- The Washington Times - Monday, May 15, 2006

1:47 p.m.

The final victim of the October 2002 sniper spree that left 10 people dead described to police how he had been shot before succumbing to his injuries, a police officer testified today at the trial of convicted sniper John Allen Muhammad.

“He told me the shot came from the woods,” said Montgomery County police officer James Cherry, the first officer on the scene where bus driver Conrad Johnson was shot. “He told me he had been shot in the chest.”

Mr. Johnson died in the early morning hours of Oct. 22, 2002, after being shot as he stood in his bus in Aspen Hill before his shift began. Two days later, Muhammad and accomplice Lee Boyd Malvo were arrested at a highway rest stop near Myersville, Md., with a Bushmaster rifle believed to have been used in the shootings in their trunk.

Muhammad is on trial for the deaths of James Martin, Premkumar Walekar, James “Sonny” Buchanan, Sarah Ramos, Lori Lewis Rivera and Mr. Johnson.

Montgomery County prosecutors have detailed each of the 10 killings and three woundings in Maryland, Virginia and Washington in the order they occurred during the three-week spree, as they try to demonstrate a pattern.

Last week, the three people who survived attacks told jurors of the confusion, fear and pain they felt when they realized they had been struck by sniper bullets. Family members of those who died also took the stand, describing their shock when they learned of the killings.

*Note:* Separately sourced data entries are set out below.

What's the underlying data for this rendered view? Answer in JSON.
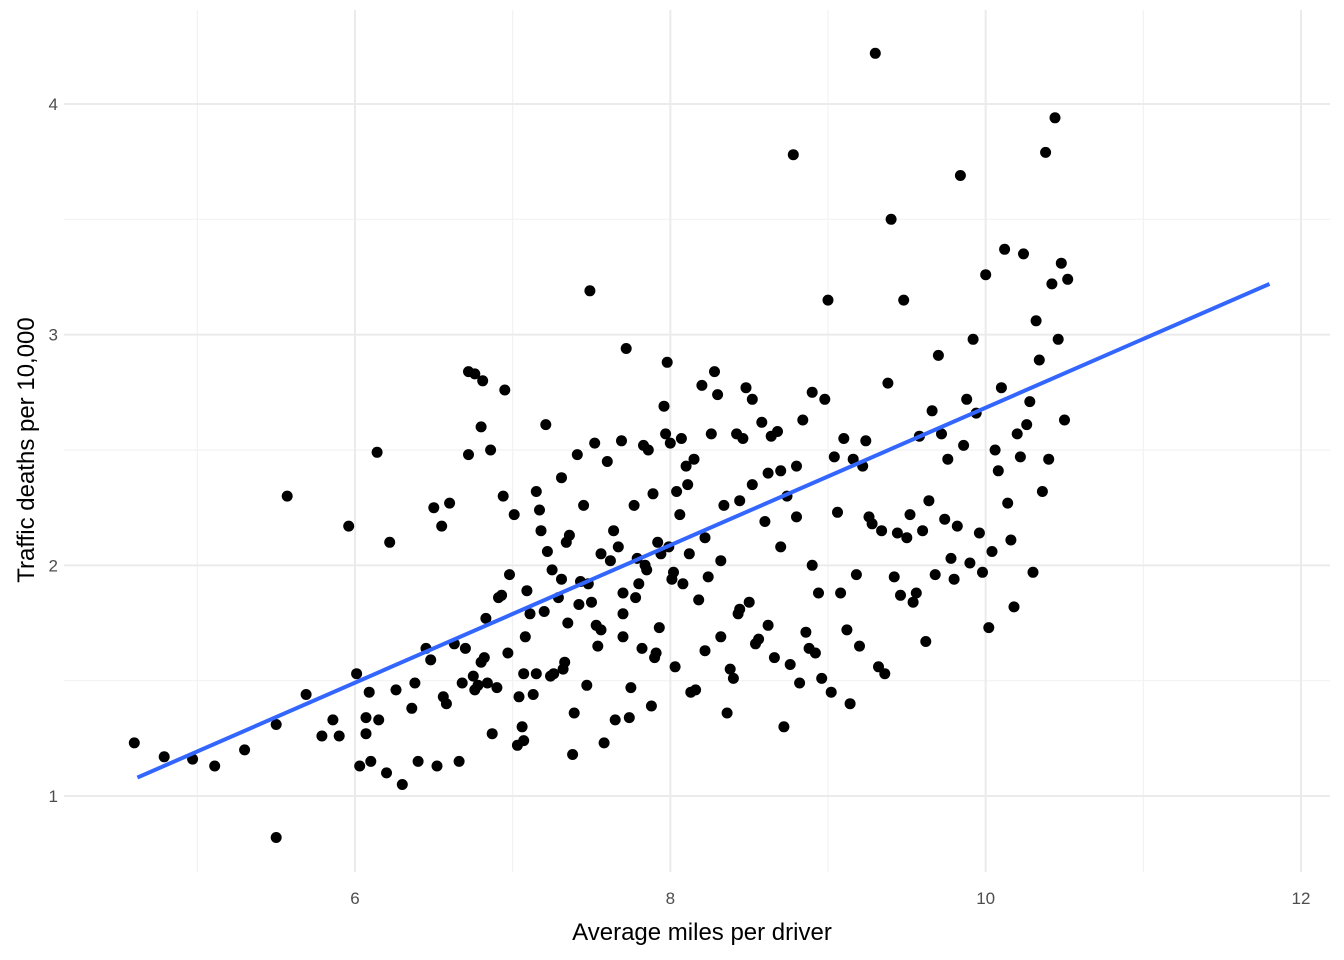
{
  "chart_data": {
    "type": "scatter",
    "title": "",
    "xlabel": "Average miles per driver",
    "ylabel": "Traffic deaths per 10,000",
    "xlim": [
      4.4,
      12.1
    ],
    "ylim": [
      0.68,
      4.3
    ],
    "x_ticks": [
      6,
      8,
      10,
      12
    ],
    "x_tick_labels": [
      "6",
      "8",
      "10",
      "12"
    ],
    "y_ticks": [
      1,
      2,
      3,
      4
    ],
    "y_tick_labels": [
      "1",
      "2",
      "3",
      "4"
    ],
    "grid": true,
    "legend": "none",
    "colors": {
      "points": "#000000",
      "fit_line": "#3366ff",
      "grid": "#ebebeb"
    },
    "fit_line": {
      "x": [
        4.62,
        11.8
      ],
      "y": [
        1.08,
        3.22
      ]
    },
    "points": [
      [
        4.6,
        1.23
      ],
      [
        4.79,
        1.17
      ],
      [
        4.97,
        1.16
      ],
      [
        5.11,
        1.13
      ],
      [
        5.3,
        1.2
      ],
      [
        5.5,
        1.31
      ],
      [
        5.5,
        0.82
      ],
      [
        5.57,
        2.3
      ],
      [
        5.69,
        1.44
      ],
      [
        5.79,
        1.26
      ],
      [
        5.86,
        1.33
      ],
      [
        5.9,
        1.26
      ],
      [
        5.96,
        2.17
      ],
      [
        6.01,
        1.53
      ],
      [
        6.03,
        1.13
      ],
      [
        6.07,
        1.27
      ],
      [
        6.07,
        1.34
      ],
      [
        6.09,
        1.45
      ],
      [
        6.1,
        1.15
      ],
      [
        6.14,
        2.49
      ],
      [
        6.15,
        1.33
      ],
      [
        6.2,
        1.1
      ],
      [
        6.22,
        2.1
      ],
      [
        6.26,
        1.46
      ],
      [
        6.3,
        1.05
      ],
      [
        6.36,
        1.38
      ],
      [
        6.38,
        1.49
      ],
      [
        6.4,
        1.15
      ],
      [
        6.45,
        1.64
      ],
      [
        6.48,
        1.59
      ],
      [
        6.5,
        2.25
      ],
      [
        6.52,
        1.13
      ],
      [
        6.55,
        2.17
      ],
      [
        6.56,
        1.43
      ],
      [
        6.58,
        1.4
      ],
      [
        6.6,
        2.27
      ],
      [
        6.63,
        1.66
      ],
      [
        6.66,
        1.15
      ],
      [
        6.68,
        1.49
      ],
      [
        6.7,
        1.64
      ],
      [
        6.72,
        2.84
      ],
      [
        6.75,
        1.52
      ],
      [
        6.76,
        2.83
      ],
      [
        6.76,
        1.46
      ],
      [
        6.78,
        1.48
      ],
      [
        6.8,
        1.58
      ],
      [
        6.81,
        2.8
      ],
      [
        6.82,
        1.6
      ],
      [
        6.83,
        1.77
      ],
      [
        6.84,
        1.49
      ],
      [
        6.86,
        2.5
      ],
      [
        6.87,
        1.27
      ],
      [
        6.9,
        1.47
      ],
      [
        6.91,
        1.86
      ],
      [
        6.93,
        1.87
      ],
      [
        6.94,
        2.3
      ],
      [
        6.95,
        2.76
      ],
      [
        6.97,
        1.62
      ],
      [
        6.98,
        1.96
      ],
      [
        7.01,
        2.22
      ],
      [
        7.03,
        1.22
      ],
      [
        7.04,
        1.43
      ],
      [
        7.06,
        1.3
      ],
      [
        7.07,
        1.53
      ],
      [
        7.07,
        1.24
      ],
      [
        7.08,
        1.69
      ],
      [
        7.09,
        1.89
      ],
      [
        7.11,
        1.79
      ],
      [
        7.13,
        1.44
      ],
      [
        7.15,
        1.53
      ],
      [
        7.17,
        2.24
      ],
      [
        7.18,
        2.15
      ],
      [
        7.2,
        1.8
      ],
      [
        7.21,
        2.61
      ],
      [
        7.22,
        2.06
      ],
      [
        7.24,
        1.52
      ],
      [
        7.26,
        1.53
      ],
      [
        7.29,
        1.86
      ],
      [
        7.31,
        2.38
      ],
      [
        7.31,
        1.94
      ],
      [
        7.32,
        1.55
      ],
      [
        7.33,
        1.58
      ],
      [
        7.34,
        2.1
      ],
      [
        7.36,
        2.13
      ],
      [
        7.38,
        1.18
      ],
      [
        7.39,
        1.36
      ],
      [
        7.41,
        2.48
      ],
      [
        7.43,
        1.93
      ],
      [
        7.45,
        2.26
      ],
      [
        7.47,
        1.48
      ],
      [
        7.49,
        3.19
      ],
      [
        7.5,
        1.84
      ],
      [
        7.52,
        2.53
      ],
      [
        7.53,
        1.74
      ],
      [
        7.54,
        1.65
      ],
      [
        7.56,
        1.72
      ],
      [
        7.58,
        1.23
      ],
      [
        7.6,
        2.45
      ],
      [
        7.62,
        2.02
      ],
      [
        7.65,
        1.33
      ],
      [
        7.67,
        2.08
      ],
      [
        7.69,
        2.54
      ],
      [
        7.7,
        1.88
      ],
      [
        7.7,
        1.69
      ],
      [
        7.72,
        2.94
      ],
      [
        7.74,
        1.34
      ],
      [
        7.75,
        1.47
      ],
      [
        7.77,
        2.26
      ],
      [
        7.79,
        2.03
      ],
      [
        7.8,
        1.92
      ],
      [
        7.82,
        1.64
      ],
      [
        7.83,
        2.52
      ],
      [
        7.85,
        1.98
      ],
      [
        7.86,
        2.5
      ],
      [
        7.88,
        1.39
      ],
      [
        7.89,
        2.31
      ],
      [
        7.9,
        1.6
      ],
      [
        7.91,
        1.62
      ],
      [
        7.93,
        1.73
      ],
      [
        7.94,
        2.05
      ],
      [
        7.96,
        2.69
      ],
      [
        7.97,
        2.57
      ],
      [
        7.98,
        2.88
      ],
      [
        7.99,
        2.08
      ],
      [
        8.0,
        2.53
      ],
      [
        8.01,
        1.94
      ],
      [
        8.03,
        1.56
      ],
      [
        8.04,
        2.32
      ],
      [
        8.06,
        2.22
      ],
      [
        8.07,
        2.55
      ],
      [
        8.08,
        1.92
      ],
      [
        8.1,
        2.43
      ],
      [
        8.11,
        2.35
      ],
      [
        8.13,
        1.45
      ],
      [
        8.15,
        2.46
      ],
      [
        8.16,
        1.46
      ],
      [
        8.18,
        1.85
      ],
      [
        8.2,
        2.78
      ],
      [
        8.22,
        1.63
      ],
      [
        8.24,
        1.95
      ],
      [
        8.26,
        2.57
      ],
      [
        8.28,
        2.84
      ],
      [
        8.3,
        2.74
      ],
      [
        8.32,
        1.69
      ],
      [
        8.34,
        2.26
      ],
      [
        8.36,
        1.36
      ],
      [
        8.38,
        1.55
      ],
      [
        8.4,
        1.51
      ],
      [
        8.42,
        2.57
      ],
      [
        8.43,
        1.79
      ],
      [
        8.44,
        1.81
      ],
      [
        8.46,
        2.55
      ],
      [
        8.48,
        2.77
      ],
      [
        8.5,
        1.84
      ],
      [
        8.52,
        2.72
      ],
      [
        8.54,
        1.66
      ],
      [
        8.56,
        1.68
      ],
      [
        8.58,
        2.62
      ],
      [
        8.6,
        2.19
      ],
      [
        8.62,
        1.74
      ],
      [
        8.64,
        2.56
      ],
      [
        8.66,
        1.6
      ],
      [
        8.68,
        2.58
      ],
      [
        8.7,
        2.41
      ],
      [
        8.72,
        1.3
      ],
      [
        8.74,
        2.3
      ],
      [
        8.76,
        1.57
      ],
      [
        8.78,
        3.78
      ],
      [
        8.8,
        2.43
      ],
      [
        8.82,
        1.49
      ],
      [
        8.84,
        2.63
      ],
      [
        8.86,
        1.71
      ],
      [
        8.88,
        1.64
      ],
      [
        8.9,
        2.75
      ],
      [
        8.92,
        1.62
      ],
      [
        8.94,
        1.88
      ],
      [
        8.96,
        1.51
      ],
      [
        8.98,
        2.72
      ],
      [
        9.0,
        3.15
      ],
      [
        9.02,
        1.45
      ],
      [
        9.04,
        2.47
      ],
      [
        9.06,
        2.23
      ],
      [
        9.08,
        1.88
      ],
      [
        9.1,
        2.55
      ],
      [
        9.12,
        1.72
      ],
      [
        9.14,
        1.4
      ],
      [
        9.16,
        2.46
      ],
      [
        9.18,
        1.96
      ],
      [
        9.2,
        1.65
      ],
      [
        9.22,
        2.43
      ],
      [
        9.24,
        2.54
      ],
      [
        9.26,
        2.21
      ],
      [
        9.28,
        2.18
      ],
      [
        9.3,
        4.22
      ],
      [
        9.32,
        1.56
      ],
      [
        9.34,
        2.15
      ],
      [
        9.36,
        1.53
      ],
      [
        9.38,
        2.79
      ],
      [
        9.4,
        3.5
      ],
      [
        9.42,
        1.95
      ],
      [
        9.44,
        2.14
      ],
      [
        9.46,
        1.87
      ],
      [
        9.48,
        3.15
      ],
      [
        9.5,
        2.12
      ],
      [
        9.52,
        2.22
      ],
      [
        9.54,
        1.84
      ],
      [
        9.56,
        1.88
      ],
      [
        9.58,
        2.56
      ],
      [
        9.6,
        2.15
      ],
      [
        9.62,
        1.67
      ],
      [
        9.64,
        2.28
      ],
      [
        9.66,
        2.67
      ],
      [
        9.68,
        1.96
      ],
      [
        9.7,
        2.91
      ],
      [
        9.72,
        2.57
      ],
      [
        9.74,
        2.2
      ],
      [
        9.76,
        2.46
      ],
      [
        9.78,
        2.03
      ],
      [
        9.8,
        1.94
      ],
      [
        9.82,
        2.17
      ],
      [
        9.84,
        3.69
      ],
      [
        9.86,
        2.52
      ],
      [
        9.88,
        2.72
      ],
      [
        9.9,
        2.01
      ],
      [
        9.92,
        2.98
      ],
      [
        9.94,
        2.66
      ],
      [
        9.96,
        2.14
      ],
      [
        9.98,
        1.97
      ],
      [
        10.0,
        3.26
      ],
      [
        10.02,
        1.73
      ],
      [
        10.04,
        2.06
      ],
      [
        10.06,
        2.5
      ],
      [
        10.08,
        2.41
      ],
      [
        10.1,
        2.77
      ],
      [
        10.12,
        3.37
      ],
      [
        10.14,
        2.27
      ],
      [
        10.16,
        2.11
      ],
      [
        10.18,
        1.82
      ],
      [
        10.2,
        2.57
      ],
      [
        10.22,
        2.47
      ],
      [
        10.24,
        3.35
      ],
      [
        10.26,
        2.61
      ],
      [
        10.28,
        2.71
      ],
      [
        10.3,
        1.97
      ],
      [
        10.32,
        3.06
      ],
      [
        10.34,
        2.89
      ],
      [
        10.36,
        2.32
      ],
      [
        10.38,
        3.79
      ],
      [
        10.4,
        2.46
      ],
      [
        10.42,
        3.22
      ],
      [
        10.44,
        3.94
      ],
      [
        10.46,
        2.98
      ],
      [
        10.48,
        3.31
      ],
      [
        10.5,
        2.63
      ],
      [
        10.52,
        3.24
      ],
      [
        6.72,
        2.48
      ],
      [
        6.8,
        2.6
      ],
      [
        7.15,
        2.32
      ],
      [
        7.25,
        1.98
      ],
      [
        7.35,
        1.75
      ],
      [
        7.42,
        1.83
      ],
      [
        7.48,
        1.92
      ],
      [
        7.56,
        2.05
      ],
      [
        7.64,
        2.15
      ],
      [
        7.7,
        1.79
      ],
      [
        7.78,
        1.86
      ],
      [
        7.84,
        2.0
      ],
      [
        7.92,
        2.1
      ],
      [
        8.02,
        1.97
      ],
      [
        8.12,
        2.05
      ],
      [
        8.22,
        2.12
      ],
      [
        8.32,
        2.02
      ],
      [
        8.44,
        2.28
      ],
      [
        8.52,
        2.35
      ],
      [
        8.62,
        2.4
      ],
      [
        8.7,
        2.08
      ],
      [
        8.8,
        2.21
      ],
      [
        8.9,
        2.0
      ]
    ]
  }
}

Mr. Johnson’s widow, Denise, testified today that she saw her husband’s bus on television as reports came in of another sniper shooting. She did not know that it was his bus until her mother-in-law called and told her that Conrad had been shot and taken to the hospital. Muhammad, acting as his own lawyer, did not cross-examine her.

Muhammad, 45, already has been convicted and sentenced to death in Virginia for one of the sniper killings. He claims he is innocent, however, and said in his opening statement that he and Malvo were simply in the area to look for Muhammad’s children, who had been taken by his ex-wife.

Muhammad, in his questioning of witnesses, has tried to show that no one saw him fire the fatal shots and that a weapon other than his rifle could have been used. He suggests the memories of witnesses who saw him near shooting scenes may have been influenced by heavy media coverage after his arrest.

Prosecutors are expected to begin their forensics case against Muhammad soon. That likely will include ballistics evidence tying most of the sniper bullets to the Bushmaster. Prosecutors also have said that they have DNA evidence found at several crime scenes and on the gun that matches Muhammad and Malvo.

Malvo is scheduled to go on trial in the fall for the same six killings, but may plead guilty and testify against Muhammad.

The pair also are tied to shootings in Louisiana, Alabama, Georgia and Washington state.